Courier operators in Nigeria are efficiently connecting sellers and buyers, driving e-commerce growth and nearly doubling sector revenue in just nine months. Yet, industry stakeholders warn that structural challenges continue to constrain its full potential, writes ARINZE NWAFOR.
According to data from the transport and storage industry, Nigeria’s post and courier sector generated N248.14 billion in the first nine months of 2025, up 56.28% from N158.73 billion during the same period in 2024. The growth reflects expanding parcel deliveries, intra-city dispatch services, and small cargo shipments nationwide.

A quarterly breakdown showed N140.35 billion in Q1 2025, followed by N54.79 billion in Q2 and N53 billion in Q3. For comparison, the same quarters in 2024 recorded N80.89 billion, N39.75 billion, and N38.09 billion respectively. Analysts attributed strong year-on-year growth to surging e-commerce, increased local deliveries, and small-scale exports, while seasonal trends influenced quarterly performance.
Experts said the unusually high Q1 revenue was driven by dry-season mobility, year-end festive spending, and robust consumer purchases. Conversely, the slowdown in Q2 and Q3 reflected heavy rains, reduced travel, and slower economic activity.
Despite these fluctuations, stakeholders agree that overall sector growth signals a gradual recovery in consumption and trade, cementing logistics as a key indicator of Nigeria’s economic health.
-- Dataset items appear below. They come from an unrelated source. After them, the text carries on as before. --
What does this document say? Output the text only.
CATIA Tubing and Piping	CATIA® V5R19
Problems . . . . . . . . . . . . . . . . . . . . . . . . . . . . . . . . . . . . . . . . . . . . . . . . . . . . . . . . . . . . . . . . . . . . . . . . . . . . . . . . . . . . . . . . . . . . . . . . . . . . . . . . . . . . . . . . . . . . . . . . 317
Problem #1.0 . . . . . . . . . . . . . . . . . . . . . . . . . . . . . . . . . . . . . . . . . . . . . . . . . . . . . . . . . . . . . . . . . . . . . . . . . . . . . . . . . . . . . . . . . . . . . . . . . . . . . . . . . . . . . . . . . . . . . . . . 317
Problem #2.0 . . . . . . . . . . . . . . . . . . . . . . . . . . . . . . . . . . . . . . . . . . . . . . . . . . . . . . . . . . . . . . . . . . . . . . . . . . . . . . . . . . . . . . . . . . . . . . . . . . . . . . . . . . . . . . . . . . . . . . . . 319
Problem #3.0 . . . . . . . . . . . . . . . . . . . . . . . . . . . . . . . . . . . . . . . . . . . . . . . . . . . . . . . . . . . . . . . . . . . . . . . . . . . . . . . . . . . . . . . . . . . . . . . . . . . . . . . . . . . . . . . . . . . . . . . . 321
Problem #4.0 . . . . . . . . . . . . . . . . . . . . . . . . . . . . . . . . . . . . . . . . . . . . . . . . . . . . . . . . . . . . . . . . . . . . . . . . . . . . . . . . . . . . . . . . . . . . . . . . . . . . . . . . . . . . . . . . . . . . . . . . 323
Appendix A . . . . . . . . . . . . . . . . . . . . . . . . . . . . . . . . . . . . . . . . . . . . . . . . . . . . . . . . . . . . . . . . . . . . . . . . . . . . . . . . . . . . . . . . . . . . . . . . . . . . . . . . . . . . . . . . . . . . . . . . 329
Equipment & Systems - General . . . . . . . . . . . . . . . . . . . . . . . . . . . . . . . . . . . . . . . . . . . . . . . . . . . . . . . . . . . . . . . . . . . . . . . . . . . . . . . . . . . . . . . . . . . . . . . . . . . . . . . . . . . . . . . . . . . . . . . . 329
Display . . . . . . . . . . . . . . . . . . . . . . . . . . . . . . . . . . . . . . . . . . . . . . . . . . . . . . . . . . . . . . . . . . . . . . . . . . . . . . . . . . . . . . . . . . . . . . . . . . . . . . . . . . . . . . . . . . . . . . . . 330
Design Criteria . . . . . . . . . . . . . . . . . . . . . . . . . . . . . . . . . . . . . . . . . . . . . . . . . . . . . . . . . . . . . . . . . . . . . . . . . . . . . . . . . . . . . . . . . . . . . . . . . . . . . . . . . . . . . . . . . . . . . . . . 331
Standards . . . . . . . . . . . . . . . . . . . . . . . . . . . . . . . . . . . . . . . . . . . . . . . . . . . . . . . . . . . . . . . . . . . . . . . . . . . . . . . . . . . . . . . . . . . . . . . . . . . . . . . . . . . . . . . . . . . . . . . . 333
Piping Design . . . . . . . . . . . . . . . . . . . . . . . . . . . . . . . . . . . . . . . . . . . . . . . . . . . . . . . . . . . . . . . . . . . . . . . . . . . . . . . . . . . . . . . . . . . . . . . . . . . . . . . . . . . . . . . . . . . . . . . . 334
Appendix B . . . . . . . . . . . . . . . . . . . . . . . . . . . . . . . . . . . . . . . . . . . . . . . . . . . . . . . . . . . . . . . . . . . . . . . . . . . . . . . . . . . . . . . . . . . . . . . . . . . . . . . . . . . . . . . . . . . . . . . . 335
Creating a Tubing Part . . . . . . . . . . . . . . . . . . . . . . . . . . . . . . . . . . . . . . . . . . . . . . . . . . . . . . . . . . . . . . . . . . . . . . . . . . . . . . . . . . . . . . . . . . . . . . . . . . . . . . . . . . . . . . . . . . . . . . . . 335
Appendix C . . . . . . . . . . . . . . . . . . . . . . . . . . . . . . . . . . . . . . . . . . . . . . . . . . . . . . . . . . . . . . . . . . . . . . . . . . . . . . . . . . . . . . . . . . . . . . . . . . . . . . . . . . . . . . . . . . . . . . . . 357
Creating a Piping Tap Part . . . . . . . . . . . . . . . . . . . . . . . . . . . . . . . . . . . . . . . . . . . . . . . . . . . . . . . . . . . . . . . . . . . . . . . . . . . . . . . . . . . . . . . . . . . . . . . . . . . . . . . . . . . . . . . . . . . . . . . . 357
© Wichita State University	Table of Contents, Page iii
Grassroots Realities and Seasonal Trends
The sector’s resilience was evident, but growth remained uneven across the year. Mr Stephen, a driver with the Transport Company of Anambra State, noted that operations slowed during the peak rainy months of June and July due to poor weather and reduced travel. “Because of the rainy season, people are not able to move, so everything slows down,” he said. Business picked up from August onwards, making the overall 2025 performance comparable to the previous year.
He also highlighted the lingering effects of the 2023 economic shock caused by the naira devaluation, noting that while people could still afford to send waybills, drivers faced high fuel costs.
Supply chain expert Marcel Mba echoed these observations, explaining that logistics volumes in Nigeria typically peak during the dry season (January–March) when mobility and consumer spending increase. Conversely, the April–June rainy season slows movement, while festive periods between December and Easter boost deliveries. “Logistics mirrors the economy. High goods movement signals a vibrant economy; slow movement indicates economic contraction,” he said.

E-Commerce and Changing Consumer Behaviour
Dr. Muda Yusuf, Director of the Centre for Promotion of Private Enterprise, attributed the sector’s growth to structural shifts in consumer habits, especially the rise of e-commerce. Intra-city courier services have expanded rapidly as Nigerians increasingly rely on home delivery. “People no longer travel for purchases; they order from home, and deliveries are made directly to them,” he said.
Yusuf also noted the rise of informal exports, with small consignments sent to Nigerians abroad increasing due to exchange rate incentives. Air cargo services, handled by international logistics firms, complement this domestic courier network. However, he warned that official statistics likely understate the sector’s size due to widespread informal delivery practices, including commercial vehicles and motor park operators.
Stakeholders Highlight Sector Challenges
Okey Uba, President of the Association of Nigeria Courier Operators (ANCO), said rising logistics costs have reinforced the value of courier services, as high fuel prices make delivery more practical for consumers. Health considerations and convenience have further fueled demand, particularly for groceries and pharmaceuticals.
Uba praised increased collaboration among operators, allowing firms to partner across cities rather than maintain costly branch networks. Yet he highlighted persistent challenges: weak manufacturing output limits parcel volumes, poor infrastructure delays deliveries, and high-interest financing hampers fleet expansion. He also noted regulatory issues, including overlapping roles of agencies and informal operators undercutting professional firms.

“Some traders and online merchants run their own delivery operations without meeting safety or regulatory standards, which distorts the market for established courier companies,” Uba said.
Conclusion
While Nigeria’s post and courier sector has grown rapidly, supported by e-commerce and changing consumer habits, infrastructure gaps, high operational costs, and regulatory inconsistencies continue to constrain its full potential. Stakeholders warn that addressing these structural issues is essential to sustain growth and ensure the sector can fully support the nation’s expanding digital economy.